100 academics savage Education Secretary Michael Gove for 'conveyor-belt curriculum' for schools
Leading figures from universities warn new curriculum promotes 'rote learning without understanding' and demands 'too much too young'
Richard Garner has been Education Editor of The Independent for 12 years and writing about the subject for 34 years. Before becoming a journalist, he worked as a disc jockey in London pubs and clubs and for a hospital radio station. His main hobbies are cricket (watching these days) and theatre. On his days off, he is most likelt to be found at Lord’s or the King’s Head Theatre Club.
Tuesday 19 March 2013
Michael Gove’s proposed new national curriculum will severely damage education standards by insisting children learn “endless lists of spellings, facts and rules”, experts are warning. In a letter to The Independent, 100 education academics warn that the new curriculum promotes “rote learning without understanding” and demands “too much too young”.
The academics, all of whom are either professors of education or teach in university education departments, write: “This mountain of data will not develop children’s ability to think – including problem-solving, critical understanding and creativity.”
Their intervention means the Education Secretary faces dissent on yet another front over his education reforms – coming just 36 hours after teachers’ leaders warned of strike action over plans to squeeze their pensions and end automatic annual incremental pay rises for the profession, plus opposition to his plans to force under-performing schools to become academies.
The signatories to the letter, who include leading figures in the world of academia such as Professor Terry Wrigley, from Leeds Metropolitan University, who co-ordinated the letter with Professor Michael Bassey from Nottingham Trent University, said: “A system which is very, very heavily prescribed and which encourages cramming through tests actually reduces fairly sharply the development of thinking. The pupils memorise just enough detail to get over the hurdle of the tests.”
Professor Wrigley added: “I think if these reforms go ahead it will be miserable for the children. Secondly, I think it will put further emphasis on memorisation and rote learning rather than understanding.”
The academics’ intervention also follows a controversy over changes planned for the history curriculum – where historians and teachers claim the proposals neglect world history in favour of the chronological learning of facts about British history. Sir Richard Evans, Regius Professor of history at Cambridge University, said they would restore “rote learning of the patriotic stocking-fillers so beloved of traditionalists”.

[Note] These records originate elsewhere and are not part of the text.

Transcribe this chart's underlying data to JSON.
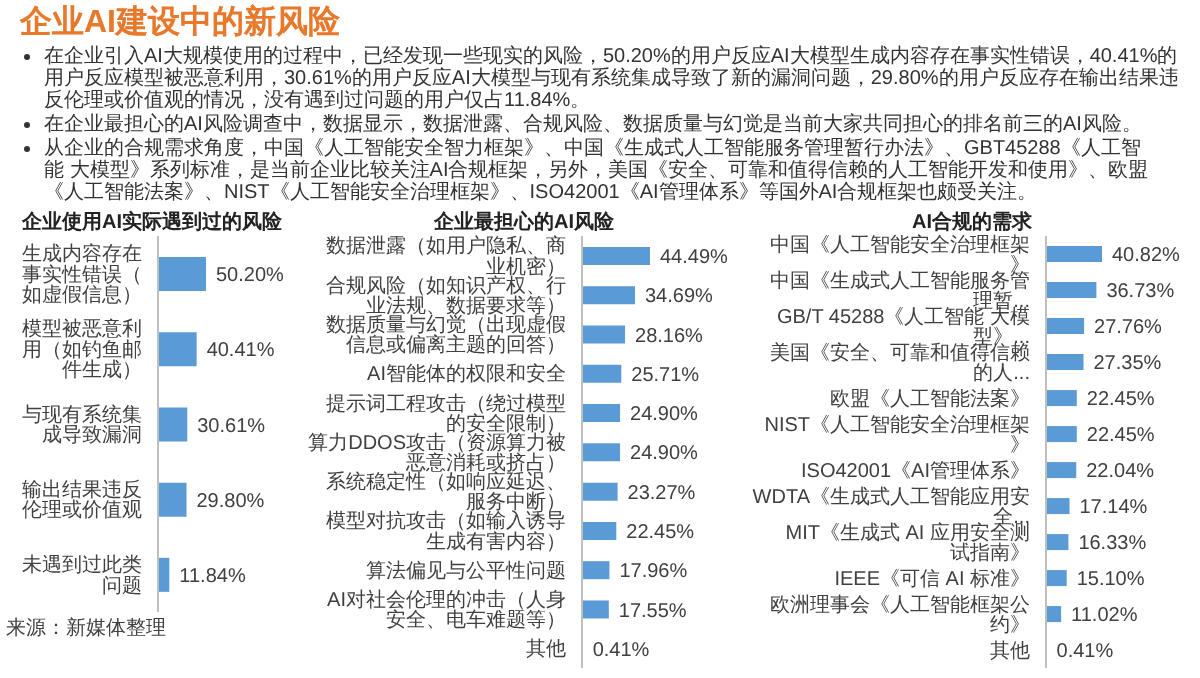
{
  "chart_data": [
    {
      "type": "other",
      "title": "企业AI建设中的新风险",
      "annotations": [
        "在企业引入AI大规模使用的过程中，已经发现一些现实的风险，50.20%的用户反应AI大模型生成内容存在事实性错误，40.41%的用户反应模型被恶意利用，30.61%的用户反应AI大模型与现有系统集成导致了新的漏洞问题，29.80%的用户反应存在输出结果违反伦理或价值观的情况，没有遇到过问题的用户仅占11.84%。",
        "在企业最担心的AI风险调查中，数据显示，数据泄露、合规风险、数据质量与幻觉是当前大家共同担心的排名前三的AI风险。",
        "从企业的合规需求角度，中国《人工智能安全智力框架》、中国《生成式人工智能服务管理暂行办法》、GBT45288《人工智能 大模型》系列标准，是当前企业比较关注AI合规框架，另外，美国《安全、可靠和值得信赖的人工智能开发和使用》、欧盟《人工智能法案》、NIST《人工智能安全治理框架》、ISO42001《AI管理体系》等国外AI合规框架也颇受关注。"
      ]
    },
    {
      "type": "bar",
      "orientation": "horizontal",
      "title": "企业使用AI实际遇到过的风险",
      "color": "#5b9bd5",
      "annotations": [
        "来源：新媒体整理"
      ],
      "categories": [
        "生成内容存在事实性错误（如虚假信息）",
        "模型被恶意利用（如钓鱼邮件生成）",
        "与现有系统集成导致漏洞",
        "输出结果违反伦理或价值观",
        "未遇到过此类问题"
      ],
      "values": [
        50.2,
        40.41,
        30.61,
        29.8,
        11.84
      ],
      "value_labels": [
        "50.20%",
        "40.41%",
        "30.61%",
        "29.80%",
        "11.84%"
      ]
    },
    {
      "type": "bar",
      "orientation": "horizontal",
      "title": "企业最担心的AI风险",
      "color": "#5b9bd5",
      "categories": [
        "数据泄露（如用户隐私、商业机密）",
        "合规风险（如知识产权、行业法规、数据要求等）",
        "数据质量与幻觉（出现虚假信息或偏离主题的回答）",
        "AI智能体的权限和安全",
        "提示词工程攻击（绕过模型的安全限制）",
        "算力DDOS攻击（资源算力被恶意消耗或挤占）",
        "系统稳定性（如响应延迟、服务中断）",
        "模型对抗攻击（如输入诱导生成有害内容）",
        "算法偏见与公平性问题",
        "AI对社会伦理的冲击（人身安全、电车难题等）",
        "其他"
      ],
      "values": [
        44.49,
        34.69,
        28.16,
        25.71,
        24.9,
        24.9,
        23.27,
        22.45,
        17.96,
        17.55,
        0.41
      ],
      "value_labels": [
        "44.49%",
        "34.69%",
        "28.16%",
        "25.71%",
        "24.90%",
        "24.90%",
        "23.27%",
        "22.45%",
        "17.96%",
        "17.55%",
        "0.41%"
      ]
    },
    {
      "type": "bar",
      "orientation": "horizontal",
      "title": "AI合规的需求",
      "color": "#5b9bd5",
      "categories": [
        "中国《人工智能安全治理框架》",
        "中国《生成式人工智能服务管理暂...",
        "GB/T 45288《人工智能 大模型》...",
        "美国《安全、可靠和值得信赖的人...",
        "欧盟《人工智能法案》",
        "NIST《人工智能安全治理框架》",
        "ISO42001《AI管理体系》",
        "WDTA《生成式人工智能应用安全...",
        "MIT《生成式 AI 应用安全测试指南》",
        "IEEE《可信 AI 标准》",
        "欧洲理事会《人工智能框架公约》",
        "其他"
      ],
      "values": [
        40.82,
        36.73,
        27.76,
        27.35,
        22.45,
        22.45,
        22.04,
        17.14,
        16.33,
        15.1,
        11.02,
        0.41
      ],
      "value_labels": [
        "40.82%",
        "36.73%",
        "27.76%",
        "27.35%",
        "22.45%",
        "22.45%",
        "22.04%",
        "17.14%",
        "16.33%",
        "15.10%",
        "11.02%",
        "0.41%"
      ]
    }
  ]
}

Under Mr Gove’s plans – out for consultation until mid-April – children should be taught standard English with more weight given to spelling, punctuation and grammar. In maths, they should know their times tables up to 12 by the age of nine and start learning about algebra and geometry by the time they leave primary school.
In history, the document says pupils should know “how the British people shaped this nation and how Britain influenced the world”.
In languages, children will for the first time have to learn a language – ancient or modern – from the age of seven.
In their letter, the academics say of the proposed curriculum: “Much of it demands too much, too young. This will put pressure on teachers to rely on rote learning without understanding. Inappropriate demands will lead to failure and demoralisation.”
They say the plan “betrays a serious distrust of teachers in its amount of detailed instructions”.
“Whatever the intention, the proposed curriculum in England will result in a ‘dumbing down’ of teaching and learning,” they add.
It is also “too narrow”, they argue. “The mountains of detail for English, maths and science leave little space for other learning. Speaking and listening, drama and modern media have almost disappeared from English.”
A spokeswoman for the Department for Education said: “This distinction made by the signatories between knowledge and skills is a false dichotomy. The new curriculum is based on careful analysis of the world’s most successful school system. We are giving schools more freedom over the curriculum and teaching, not less. We are reforming the exam system to test deeper cognitive skills such as mathematical problem-solving and extended writing, which are neglected now, but these skills... depend on solid foundations.”
The DfE released the results of a Freedom of Information request which listed more than 400 people who had been consulted. It said it received 5,763 responses to its call for evidence to be submitted to the curriculum review.